A Probabilistic Machine Learning Pipeline Using Topological Descriptors for Real-Time State Estimation of High-Rate Dynamic Systems
摘要
High-rate systems refer to structures that undergo rapid changes, exhibiting dynamics that undergo changes in short durations, often less than 100 ms. Examples include hypersonic vehicles, active blast mitigation, and ballistic packages. Developing feedback control systems requires state estimations that can be updated on timescales of less than one millisecond. However, due to the nonlinear and non-stationary dynamics of high-rate systems, they entail high uncertainties, posing challenges for predictive modeling. In this study, we propose a probabilistic machine-learning pipeline for estimating the state of a high-rate system. This approach involves applying probabilistic models and topological data analysis techniques to extract features from the datasets obtained from the Dynamic Reproduction of Projectiles in Ballistic Environments for Advanced Research testbed.
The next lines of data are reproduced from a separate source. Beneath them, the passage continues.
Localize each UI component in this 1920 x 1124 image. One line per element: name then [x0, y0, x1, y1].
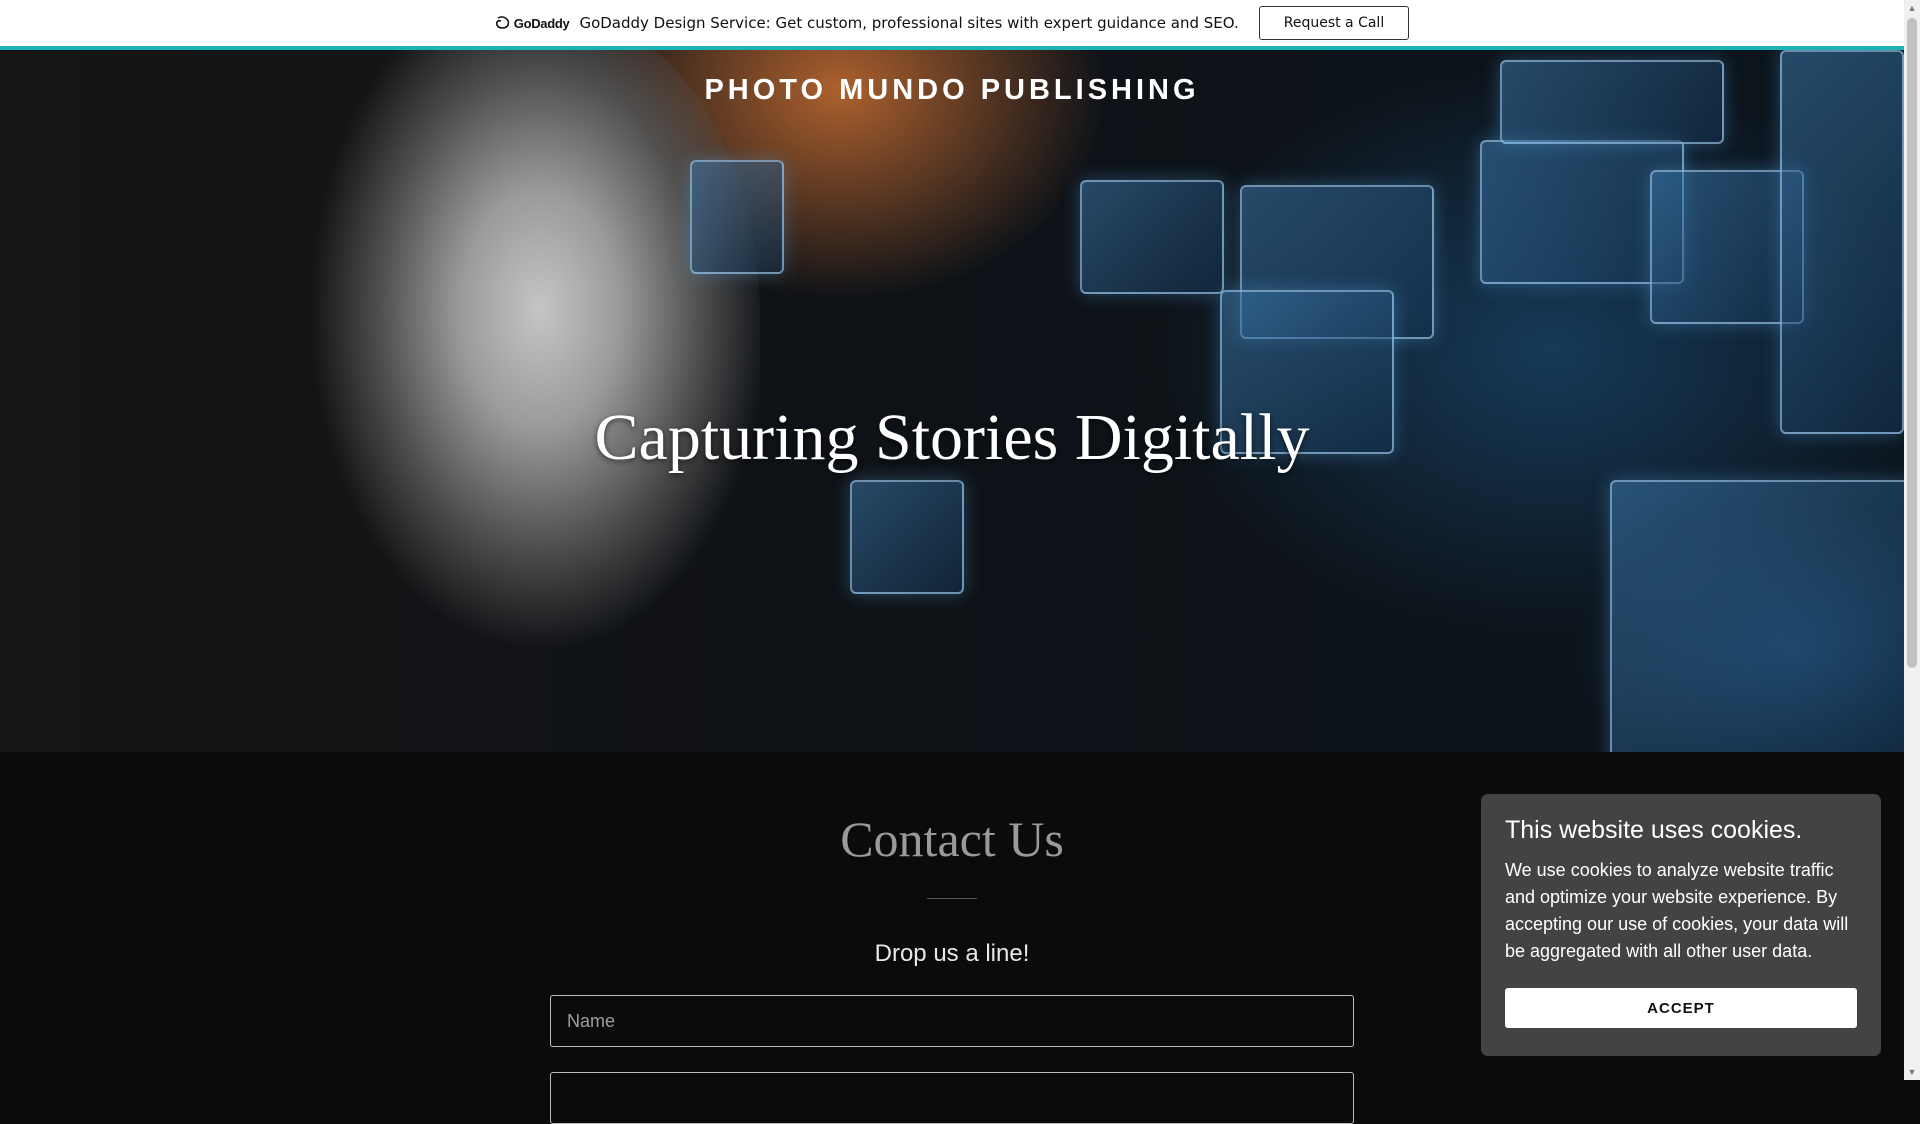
page-scrollbar[interactable]: ▲ ▼: [1904, 0, 1920, 1080]
hero-decor-panel: [1780, 50, 1904, 434]
cookie-body: We use cookies to analyze website traffi…: [1505, 860, 1849, 961]
scroll-up-arrow-icon[interactable]: ▲: [1904, 0, 1920, 16]
hero-heading: Capturing Stories Digitally: [594, 401, 1310, 474]
name-input[interactable]: [550, 995, 1354, 1047]
cookie-title: This website uses cookies.: [1505, 816, 1803, 844]
section-divider: [927, 898, 977, 899]
promo-banner-content: GoDaddy GoDaddy Design Service: Get cust…: [495, 6, 1410, 40]
hero-decor-panel: [850, 480, 964, 594]
accept-cookies-button[interactable]: ACCEPT: [1505, 988, 1857, 1028]
hero-decor-panel: [1080, 180, 1224, 294]
promo-banner: GoDaddy GoDaddy Design Service: Get cust…: [0, 0, 1904, 50]
scrollbar-thumb[interactable]: [1907, 18, 1917, 668]
godaddy-logo-text: GoDaddy: [513, 15, 570, 31]
request-call-button[interactable]: Request a Call: [1258, 6, 1410, 40]
godaddy-logo: GoDaddy: [495, 16, 570, 31]
promo-banner-text: GoDaddy Design Service: Get custom, prof…: [579, 14, 1239, 32]
hero-decor-panel: [1610, 480, 1904, 752]
site-title[interactable]: PHOTO MUNDO PUBLISHING: [0, 74, 1904, 107]
godaddy-logo-icon: [495, 16, 509, 29]
hero-section: PHOTO MUNDO PUBLISHING Capturing Stories…: [0, 50, 1904, 752]
cookie-consent-popup: This website uses cookies. We use cookie…: [1481, 794, 1881, 1056]
hero-decor-panel: [690, 160, 784, 274]
scroll-down-arrow-icon[interactable]: ▼: [1904, 1064, 1920, 1080]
We examine the design of probabilistic models for structure state estimation, emphasizing the importance of prediction intervals. We evaluate the best model through several performance metrics, such as mean absolute error, Signal to Noise Ratio, and Time Response Assurance Criterion, while assessing the quality of predictive uncertainty by creating uncertainty calibration curves and calculating the Expected Confidence Error. The incorporation of probabilistic machine learning enables decision-makers to make informed decisions under uncertainty, enhancing the practical utility of the pipeline. The pipeline’s robustness to signal noise and its ability to handle spurious data are presented and discussed.